ABI: OFDM non-line of sight to dominate small cell backhaul in 2017

Deployments of LTE small cells are prompting across-the-board growth in backhaul technologies, with microwave backhaul equipment in particular expected to generate a compound average growth rate of 35 percent between 2012 and 2017, according to ABI Research.

The market for small cell microwave backhaul equipment will reach more than $6.4 billion in 2017, up from $1.5 billion in 2012, said ABI.

Millimeter wave line-of-sight (LOS) equipment is expected generate revenues of $2.8 billion with 23 percent of microwave links in 2017, while OFDM multiplexing non-line-of-sight NLOS equipment will fetch revenue of $1.9 billion with 48 percent of links. "Thanks to its NLOS properties and Point-to-Multipoint (PMP) hub-and-spoke architecture OFDM NLOS becomes the most popular backhaul technology for small cells in 2017," said Nick Marshall, ABI principal analyst.

In addition, Wi-Fi equipment is forecast to capture $784 million in revenue with 12 percent of small cell backhaul links.

LoS millimeter-wave bands from 60GHz to 80GHz are gaining in popularity and equipment sales for those bands will outpace traditional LoS microwave, 6-38GHz, equipment for small cell applications.

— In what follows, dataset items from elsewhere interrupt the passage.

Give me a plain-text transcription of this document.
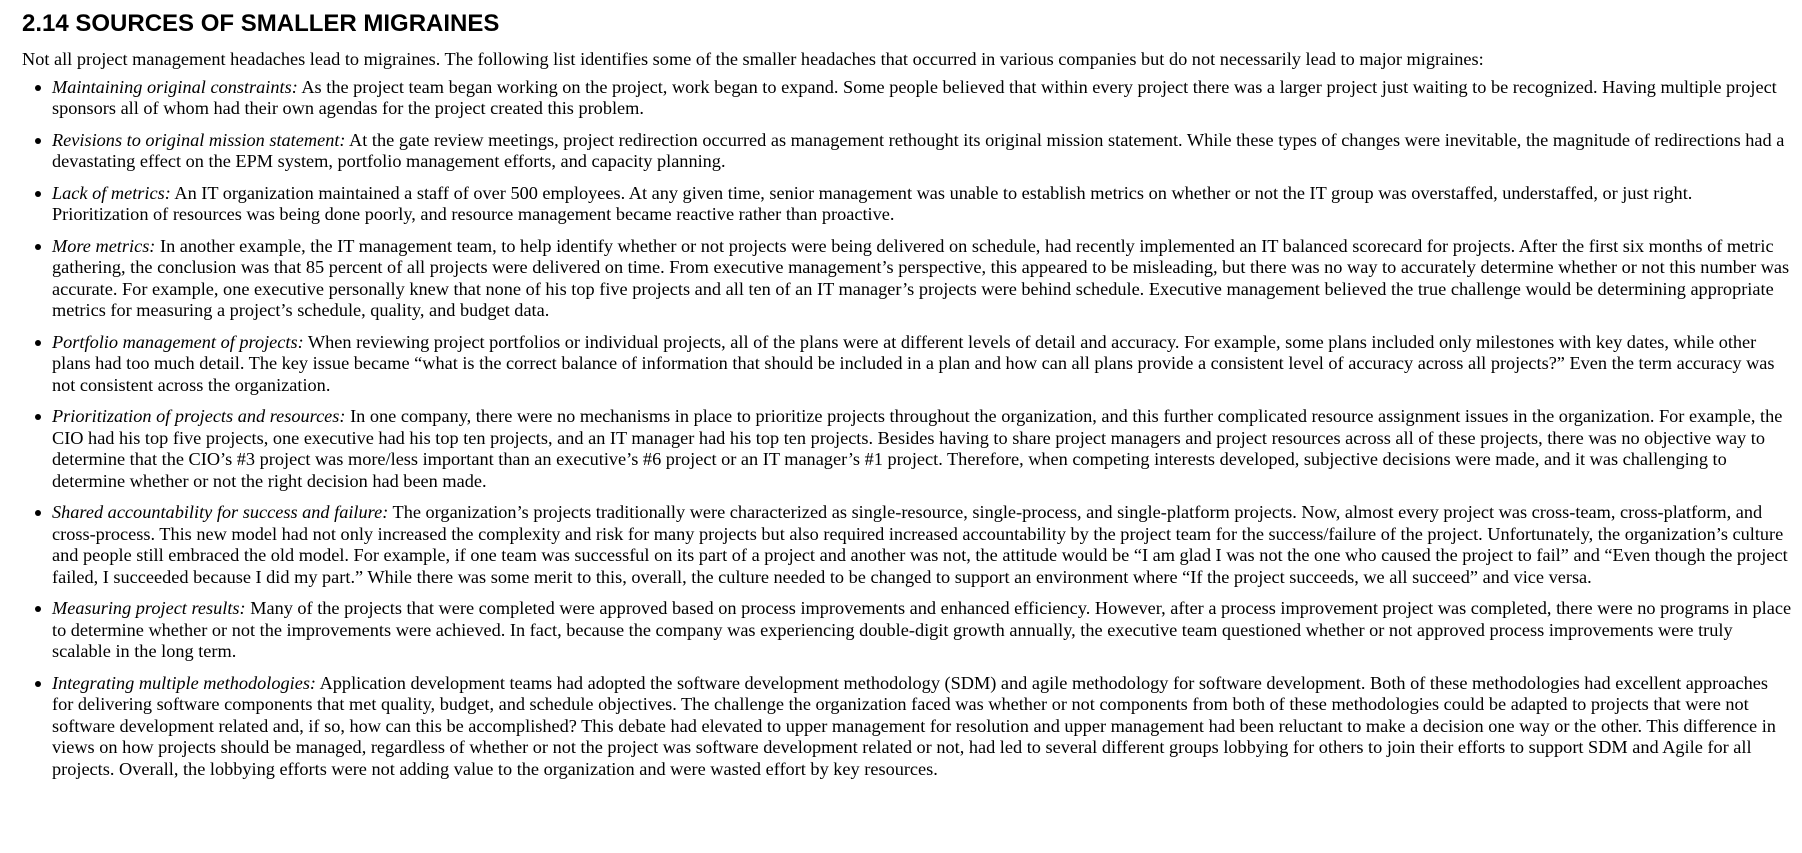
2.14 SOURCES OF SMALLER MIGRAINES

Not all project management headaches lead to migraines. The following list identifies some of the smaller headaches that occurred in various companies but do not necessarily lead to major migraines:

Maintaining original constraints: As the project team began working on the project, work began to expand. Some people believed that within every project there was a larger project just waiting to be recognized. Having multiple project sponsors all of whom had their own agendas for the project created this problem.
Revisions to original mission statement: At the gate review meetings, project redirection occurred as management rethought its original mission statement. While these types of changes were inevitable, the magnitude of redirections had a devastating effect on the EPM system, portfolio management efforts, and capacity planning.
Lack of metrics: An IT organization maintained a staff of over 500 employees. At any given time, senior management was unable to establish metrics on whether or not the IT group was overstaffed, understaffed, or just right. Prioritization of resources was being done poorly, and resource management became reactive rather than proactive.
More metrics: In another example, the IT management team, to help identify whether or not projects were being delivered on schedule, had recently implemented an IT balanced scorecard for projects. After the first six months of metric gathering, the conclusion was that 85 percent of all projects were delivered on time. From executive management’s perspective, this appeared to be misleading, but there was no way to accurately determine whether or not this number was accurate. For example, one executive personally knew that none of his top five projects and all ten of an IT manager’s projects were behind schedule. Executive management believed the true challenge would be determining appropriate metrics for measuring a project’s schedule, quality, and budget data.
Portfolio management of projects: When reviewing project portfolios or individual projects, all of the plans were at different levels of detail and accuracy. For example, some plans included only milestones with key dates, while other plans had too much detail. The key issue became “what is the correct balance of information that should be included in a plan and how can all plans provide a consistent level of accuracy across all projects?” Even the term accuracy was not consistent across the organization.
Prioritization of projects and resources: In one company, there were no mechanisms in place to prioritize projects throughout the organization, and this further complicated resource assignment issues in the organization. For example, the CIO had his top five projects, one executive had his top ten projects, and an IT manager had his top ten projects. Besides having to share project managers and project resources across all of these projects, there was no objective way to determine that the CIO’s #3 project was more/less important than an executive’s #6 project or an IT manager’s #1 project. Therefore, when competing interests developed, subjective decisions were made, and it was challenging to determine whether or not the right decision had been made.
Shared accountability for success and failure: The organization’s projects traditionally were characterized as single-resource, single-process, and single-platform projects. Now, almost every project was cross-team, cross-platform, and cross-process. This new model had not only increased the complexity and risk for many projects but also required increased accountability by the project team for the success/failure of the project. Unfortunately, the organization’s culture and people still embraced the old model. For example, if one team was successful on its part of a project and another was not, the attitude would be “I am glad I was not the one who caused the project to fail” and “Even though the project failed, I succeeded because I did my part.” While there was some merit to this, overall, the culture needed to be changed to support an environment where “If the project succeeds, we all succeed” and vice versa.
Measuring project results: Many of the projects that were completed were approved based on process improvements and enhanced efficiency. However, after a process improvement project was completed, there were no programs in place to determine whether or not the improvements were achieved. In fact, because the company was experiencing double-digit growth annually, the executive team questioned whether or not approved process improvements were truly scalable in the long term.
Integrating multiple methodologies: Application development teams had adopted the software development methodology (SDM) and agile methodology for software development. Both of these methodologies had excellent approaches for delivering software components that met quality, budget, and schedule objectives. The challenge the organization faced was whether or not components from both of these methodologies could be adapted to projects that were not software development related and, if so, how can this be accomplished? This debate had elevated to upper management for resolution and upper management had been reluctant to make a decision one way or the other. This difference in views on how projects should be managed, regardless of whether or not the project was software development related or not, had led to several different groups lobbying for others to join their efforts to support SDM and Agile for all projects. Overall, the lobbying efforts were not adding value to the organization and were wasted effort by key resources.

ABI projects LoS microwave gear will only represent 13 percent of revenue 13 percent of revenue and 10 percent of small cell links in 2017.

Despite the growing use of wireless backhaul technologies, ABI expects fiber backhaul will also play a vital role in small cell environments. Fiber backhaul solutions for small cells are forecast to total 24 percent of market revenue in 2017, up from 7 percent in 2012, thanks, in large part to demand from China and North America, where operators often favor fiber as a backhaul solution.

Yet the preference for fiber may be outweighed by proximity and cost issues in many cases. Connecting a small cell on a lamppost to the fiber along the street can be too expensive to justify and the lease costs too high, according to independent industry analyst Monica Paolini, who is also a FierceBroadbandWireless contributor. She has suggested that connecting a local network of small cells to a macro cell or other aggregation point with a fiber connection is usually a more cost-effective solution, at least in the short term.

Michael Howard, co-founder and principal analyst at Infonetics, said in a previous interview with FierceWireless that large U.S. operators expect to mostly use wireless technologies for their small cell backhaul. "The operators we have spoken with said that about 80 percent of their small cells will be connected using three types of wireless backhaul--microwave, millimeter wave and licensed non-line of sight," Howard said.